More than 120 U.S. bombs were dropped on Yemen mostly by unmanned drones since President Donald Trump took office in January as part of Washington’s decades-long “war on terror”. A report by the Council on Foreign Relations indicates that the U.S. dropped 34 bombs on Yemen in 2016.

The strikes targeted al-Qaida’s branch in Yemen, the terror group's biggest franchise in the world, as well as fighters of the Islamic State group who have been gaining a foothold in the country over the past two years due to the ongoing civil war between Saudi-backed forces and Houthi rebels.

"These operations have helped to illuminate terrorist networks, making intelligence gathering, subsequent targeting and follow-on operations increasingly productive and effective," Lieutenant Colonel Earl Brown, a spokesman for the military's Central Command, said in a statement.

The Pentagon also admitted that multiple ground operations have taken place in the country this year.

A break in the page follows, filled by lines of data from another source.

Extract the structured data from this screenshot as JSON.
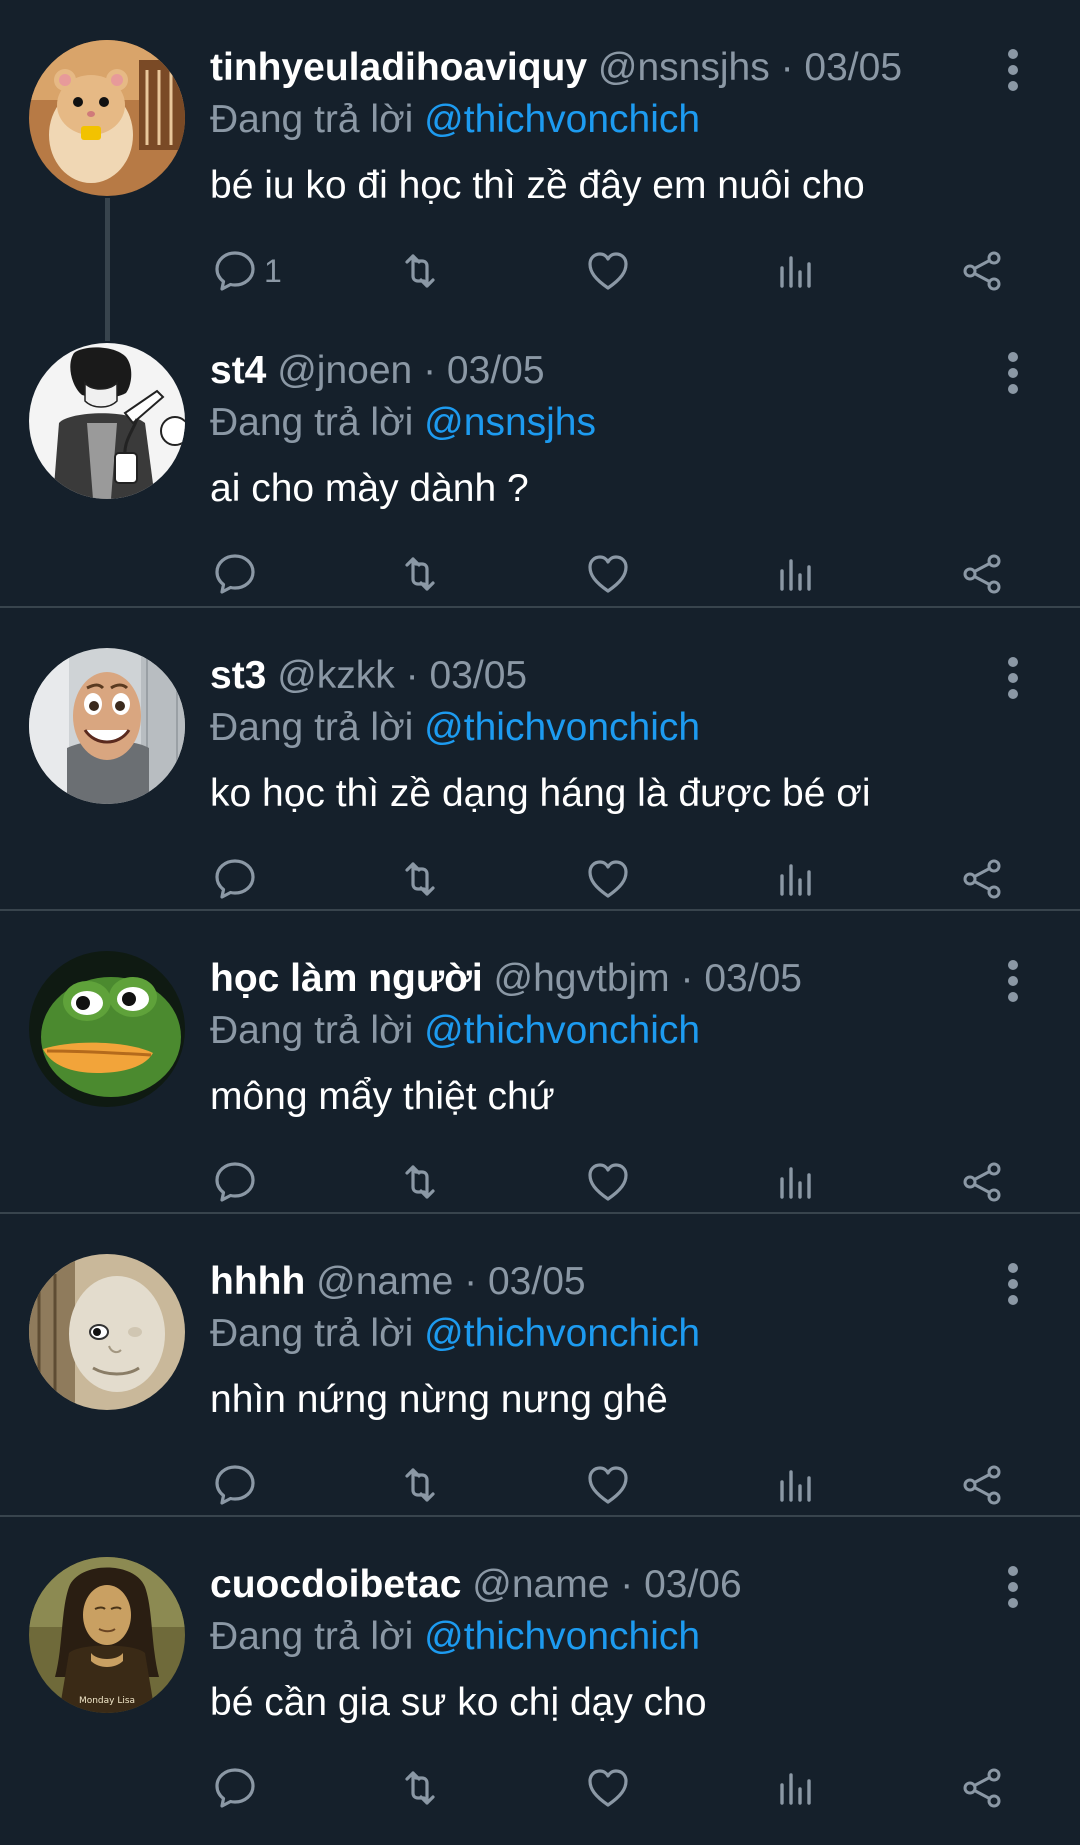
{
  "reply_prefix": "Đang trả lời",
  "separator": "·",
  "colors": {
    "background": "#15202b",
    "divider": "#38444d",
    "secondary_text": "#8b98a5",
    "mention": "#1d9bf0"
  },
  "tweets": [
    {
      "display_name": "tinhyeuladihoaviquy",
      "handle": "@nsnsjhs",
      "date": "03/05",
      "reply_to": "@thichvonchich",
      "text": "bé iu ko đi học thì zề đây em nuôi cho",
      "reply_count": "1",
      "avatar": "hamster-avatar"
    },
    {
      "display_name": "st4",
      "handle": "@jnoen",
      "date": "03/05",
      "reply_to": "@nsnsjhs",
      "text": "ai cho mày dành ?",
      "reply_count": "",
      "avatar": "manga-avatar"
    },
    {
      "display_name": "st3",
      "handle": "@kzkk",
      "date": "03/05",
      "reply_to": "@thichvonchich",
      "text": "ko học thì zề dạng háng là được bé ơi",
      "reply_count": "",
      "avatar": "woody-face-avatar"
    },
    {
      "display_name": "học làm người",
      "handle": "@hgvtbjm",
      "date": "03/05",
      "reply_to": "@thichvonchich",
      "text": "mông mẩy thiệt chứ",
      "reply_count": "",
      "avatar": "pepe-frog-avatar"
    },
    {
      "display_name": "hhhh",
      "handle": "@name",
      "date": "03/05",
      "reply_to": "@thichvonchich",
      "text": "nhìn nứng nừng nưng ghê",
      "reply_count": "",
      "avatar": "robot-face-avatar"
    },
    {
      "display_name": "cuocdoibetac",
      "handle": "@name",
      "date": "03/06",
      "reply_to": "@thichvonchich",
      "text": "bé cần gia sư ko chị dạy cho",
      "reply_count": "",
      "avatar": "monalisa-avatar",
      "avatar_caption": "Monday Lisa"
    }
  ]
}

While the U.S. claims that it only targets militants, many civilian casualties have been reported as a result of such strikes over the years.

RELATED:
1,000 Days of War Bringing 'Apocalypse' on Yemen: Oxfam

Shortly after Trump took office he authorized a covert ground operation against an al-Qaida leader, killing him but also claiming the lives of more than 30 civilians including 10 women and three children. Also in April three Yemeni civilians were reportedly killed by a U.S. drone strike.

Meanwhile Yemen has also been under air and ground attack by Saudi Arabia and its allies since March 2015, a conflict that has so far killed more than 10,000 people, more than half of them are civilians, according to international aid agencies. The war has also displaced millions of Yemenis and the country is almost completely under total blockade by U.S. major ally Saudi Arabia.

The Saudi-led coalition has been fighting Yemen's Houthi movement with the objective of restoring its ally president, Abed Rabbo Mansour Hadi, who was driven into exile by the Houthis in late 2014.